Railroads made industry possible. Before 1870, Iowa contained some manufacturing firms in river towns. Most new industry were based on food processing or farm machinery. In Cedar Rapids, John and Robert Stuart, along with their cousin, George Douglas, started an oats processing plant. In time, this firm took the name Quaker Oats. Meat packing plants also appeared in the 1870s in different parts of the state: Sinclair Meat Packing opened in Cedar Rapids, Booge and Company started in Sioux City, and John Morrell & Company set up operations in Ottumwa.

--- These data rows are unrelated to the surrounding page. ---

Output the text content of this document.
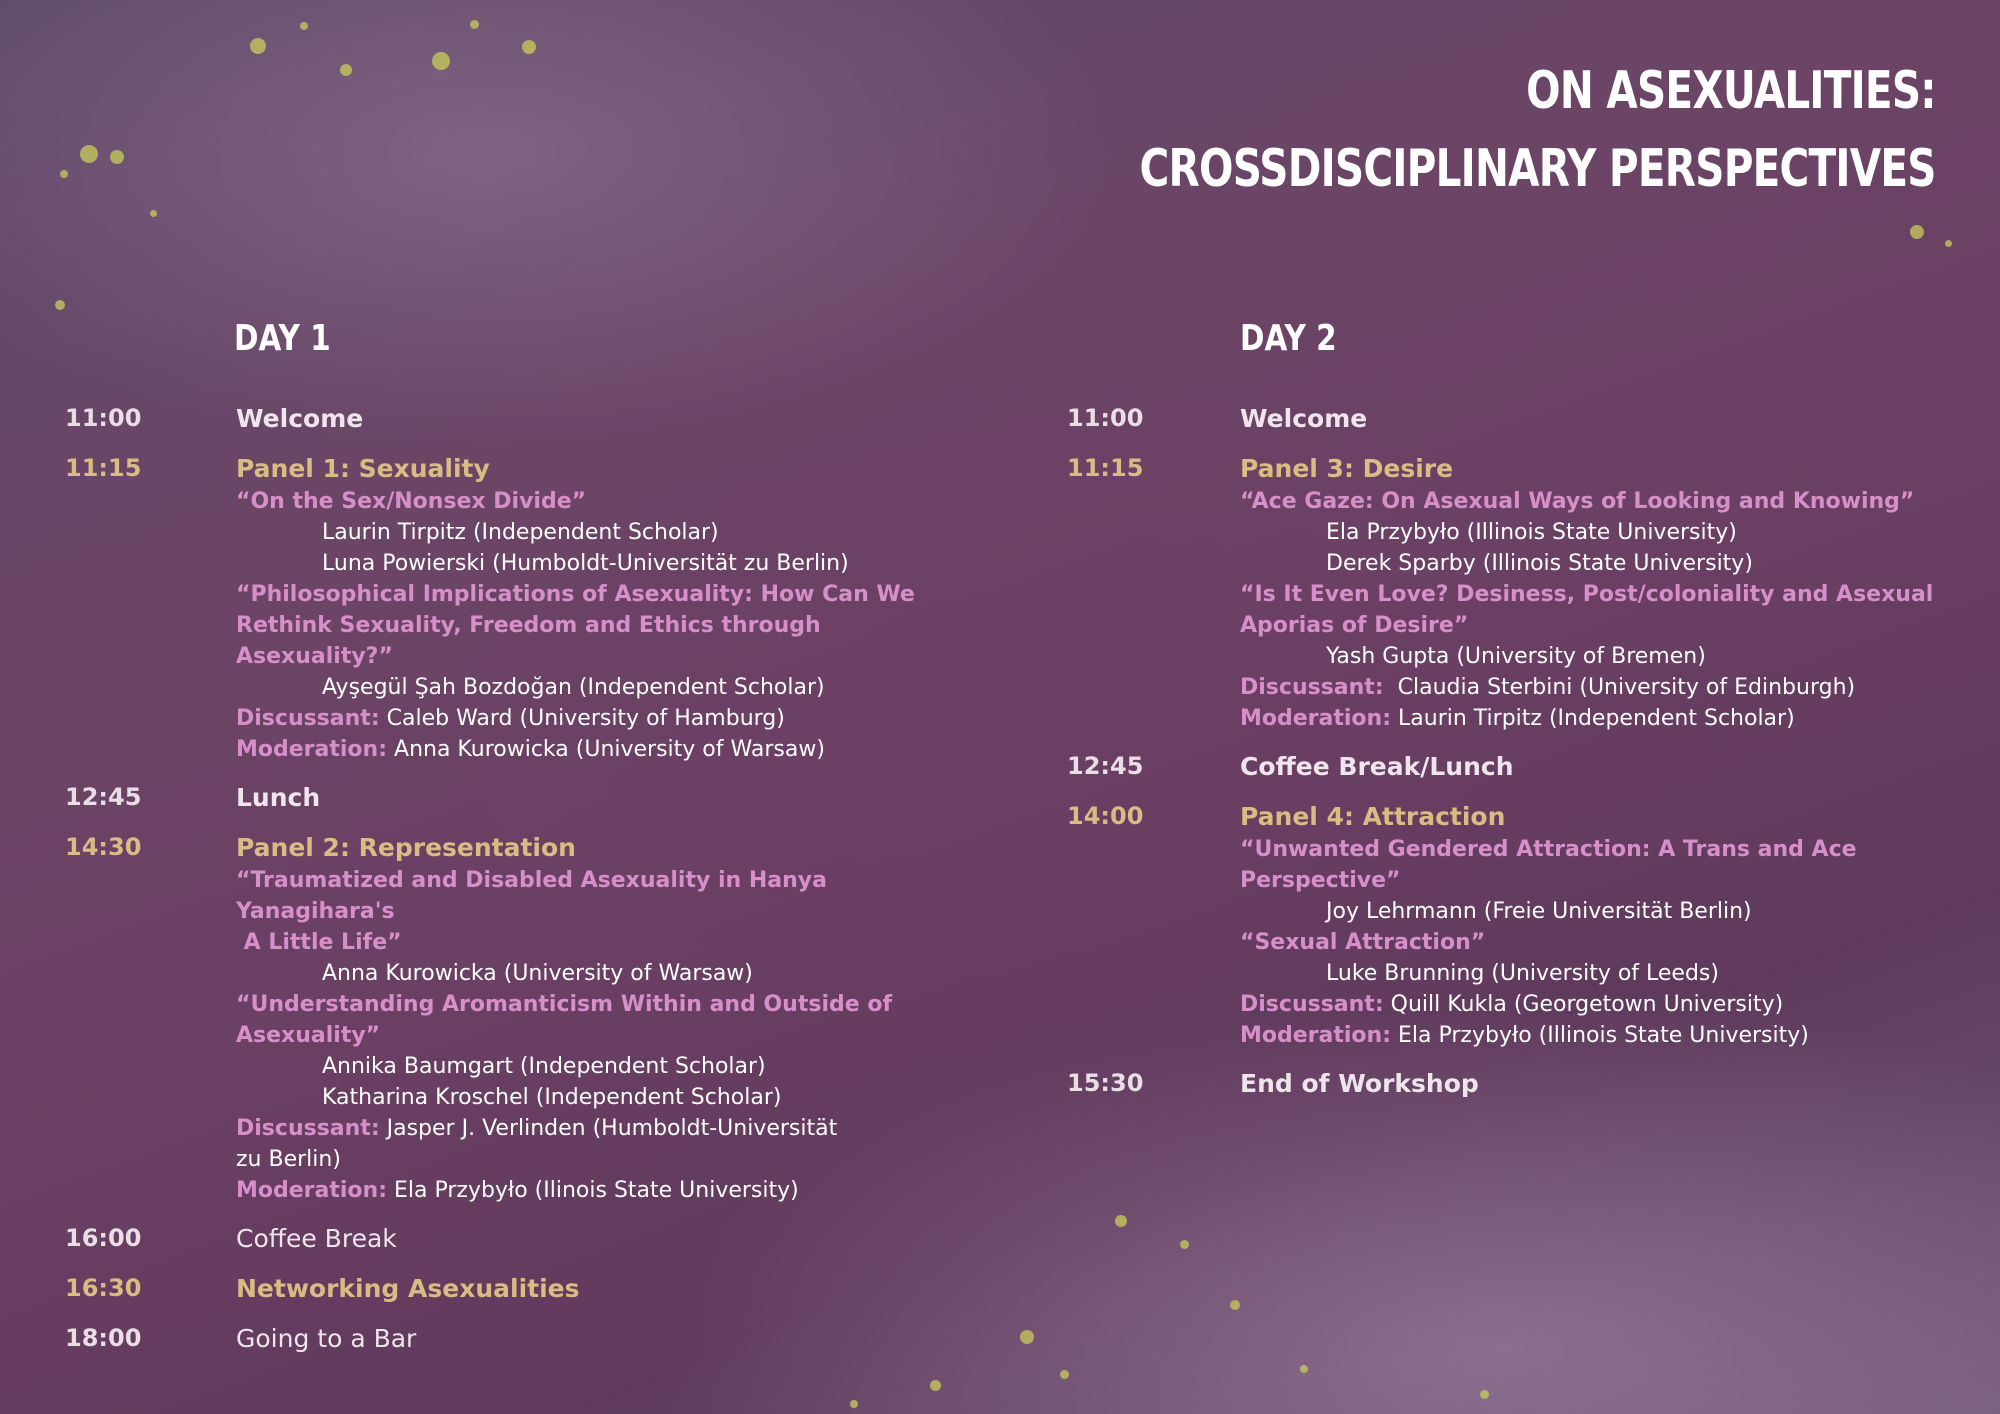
ON ASEXUALITIES:
CROSSDISCIPLINARY PERSPECTIVES
DAY 1
11:00	Welcome
11:15	Panel 1: Sexuality
“On the Sex/Nonsex Divide”
Laurin Tirpitz (Independent Scholar)
Luna Powierski (Humboldt-Universität zu Berlin)
“Philosophical Implications of Asexuality: How Can We
Rethink Sexuality, Freedom and Ethics through Asexuality?”
Ayşegül Şah Bozdoğan (Independent Scholar)
Discussant: Caleb Ward (University of Hamburg)
Moderation: Anna Kurowicka (University of Warsaw)
12:45	Lunch
14:30	Panel 2: Representation
“Traumatized and Disabled Asexuality in Hanya Yanagihara's
A Little Life”
Anna Kurowicka (University of Warsaw)
“Understanding Aromanticism Within and Outside of
Asexuality”
Annika Baumgart (Independent Scholar)
Katharina Kroschel (Independent Scholar)
Discussant: Jasper J. Verlinden (Humboldt-Universität
zu Berlin)
Moderation: Ela Przybyło (Ilinois State University)
16:00	Coffee Break
16:30	Networking Asexualities
18:00	Going to a Bar
DAY 2
11:00	Welcome
11:15	Panel 3: Desire
“Ace Gaze: On Asexual Ways of Looking and Knowing”
Ela Przybyło (Illinois State University)
Derek Sparby (Illinois State University)
“Is It Even Love? Desiness, Post/coloniality and Asexual
Aporias of Desire”
Yash Gupta (University of Bremen)
Discussant:  Claudia Sterbini (University of Edinburgh)
Moderation: Laurin Tirpitz (Independent Scholar)
12:45	Coffee Break/Lunch
14:00	Panel 4: Attraction
“Unwanted Gendered Attraction: A Trans and Ace
Perspective”
Joy Lehrmann (Freie Universität Berlin)
“Sexual Attraction”
Luke Brunning (University of Leeds)
Discussant: Quill Kukla (Georgetown University)
Moderation: Ela Przybyło (Illinois State University)
15:30	End of Workshop
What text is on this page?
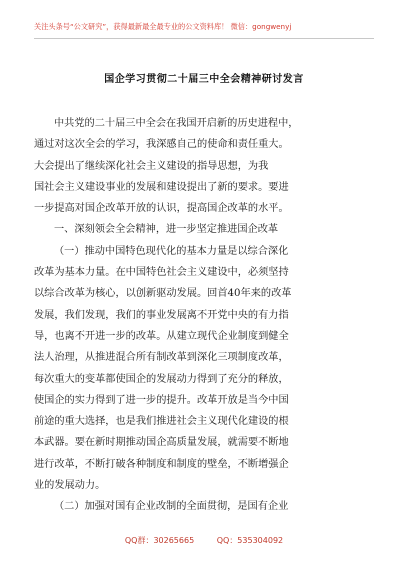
关注头条号“公文研究”，获得最新最全最专业的公文资料库！ 微信：gongwenyj
国企学习贯彻二十届三中全会精神研讨发言
中共党的二十届三中全会在我国开启新的历史进程中，
通过对这次全会的学习，我深感自己的使命和责任重大。
大会提出了继续深化社会主义建设的指导思想，为我
国社会主义建设事业的发展和建设提出了新的要求。要进
一步提高对国企改革开放的认识，提高国企改革的水平。
一、深刻领会全会精神，进一步坚定推进国企改革
（一）推动中国特色现代化的基本力量是以综合深化
改革为基本力量。在中国特色社会主义建设中，必须坚持
以综合改革为核心，以创新驱动发展。回首40年来的改革
发展，我们发现，我们的事业发展离不开党中央的有力指
导，也离不开进一步的改革。从建立现代企业制度到健全
法人治理，从推进混合所有制改革到深化三项制度改革，
每次重大的变革都使国企的发展动力得到了充分的释放，
使国企的实力得到了进一步的提升。改革开放是当今中国
前途的重大选择，也是我们推进社会主义现代化建设的根
本武器。要在新时期推动国企高质量发展，就需要不断地
进行改革，不断打破各种制度和制度的壁垒，不断增强企
业的发展动力。
（二）加强对国有企业改制的全面贯彻，是国有企业
QQ群：30265665	QQ：535304092
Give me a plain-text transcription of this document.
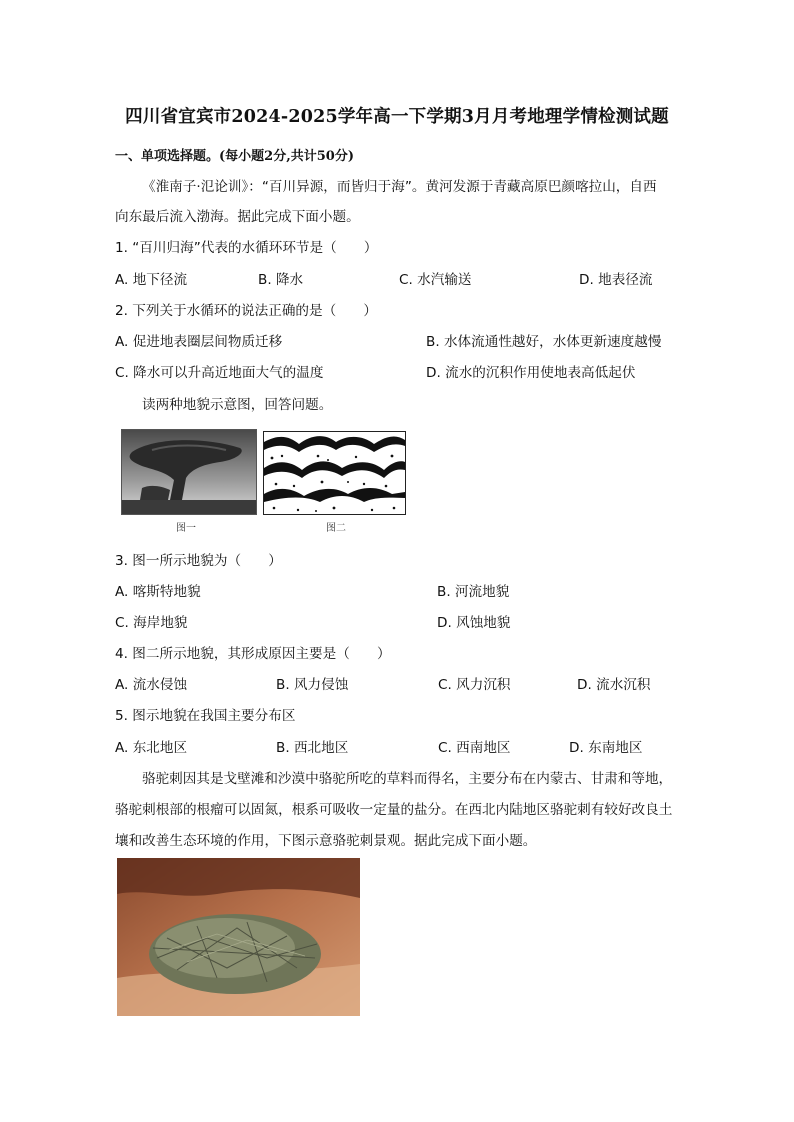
四川省宜宾市2024-2025学年高一下学期3月月考地理学情检测试题
一、单项选择题。(每小题2分,共计50分)
《淮南子·氾论训》：“百川异源，而皆归于海”。黄河发源于青藏高原巴颜喀拉山，自西
向东最后流入渤海。据此完成下面小题。
1. “百川归海”代表的水循环环节是（　　）
A. 地下径流	B. 降水	C. 水汽输送	D. 地表径流
2. 下列关于水循环的说法正确的是（　　）
A. 促进地表圈层间物质迁移	B. 水体流通性越好，水体更新速度越慢
C. 降水可以升高近地面大气的温度	D. 流水的沉积作用使地表高低起伏
读两种地貌示意图，回答问题。
图一	图二
3. 图一所示地貌为（　　）
A. 喀斯特地貌	B. 河流地貌
C. 海岸地貌	D. 风蚀地貌
4. 图二所示地貌，其形成原因主要是（　　）
A. 流水侵蚀	B. 风力侵蚀	C. 风力沉积	D. 流水沉积
5. 图示地貌在我国主要分布区
A. 东北地区	B. 西北地区	C. 西南地区	D. 东南地区
骆驼刺因其是戈壁滩和沙漠中骆驼所吃的草料而得名，主要分布在内蒙古、甘肃和等地，
骆驼刺根部的根瘤可以固氮，根系可吸收一定量的盐分。在西北内陆地区骆驼刺有较好改良土
壤和改善生态环境的作用，下图示意骆驼刺景观。据此完成下面小题。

The railroads also created a significant demand for coal. Coal mines were quickly opened and expanded wherever the new railroads passed through areas with coal exposures. The Chicago and North Western Railway encouraged development of mines in Boone and Moingona. The Chicago, Milwaukee and St. Paul Railway encouraged similar development in Mystic, Iowa and neighboring coal camps. Where railroads did not have direct access to sufficient coal, long branch lines were built into the coal fields. The Burlington, Cedar Rapids and Northern Railway built a 66-mile branch to What Cheer in 1879, and the Chicago and North Western built a 64-mile branch to its mines in Muchakinock in 1884. By 1899, Iowa's coal mines employed 11,029 men to produce almost 5 million tons of coal per year. In 1919, Iowa had about 240 coal mines that between them produced over 8 million tons of coal per year and employed about 15,000 men.
The Civil War
Iowa became a state on December 28, 1846 (the 29th state), and the state continued to attract many settlers, both native and foreign-born. Only the extreme northwestern part of the state remained a frontier area.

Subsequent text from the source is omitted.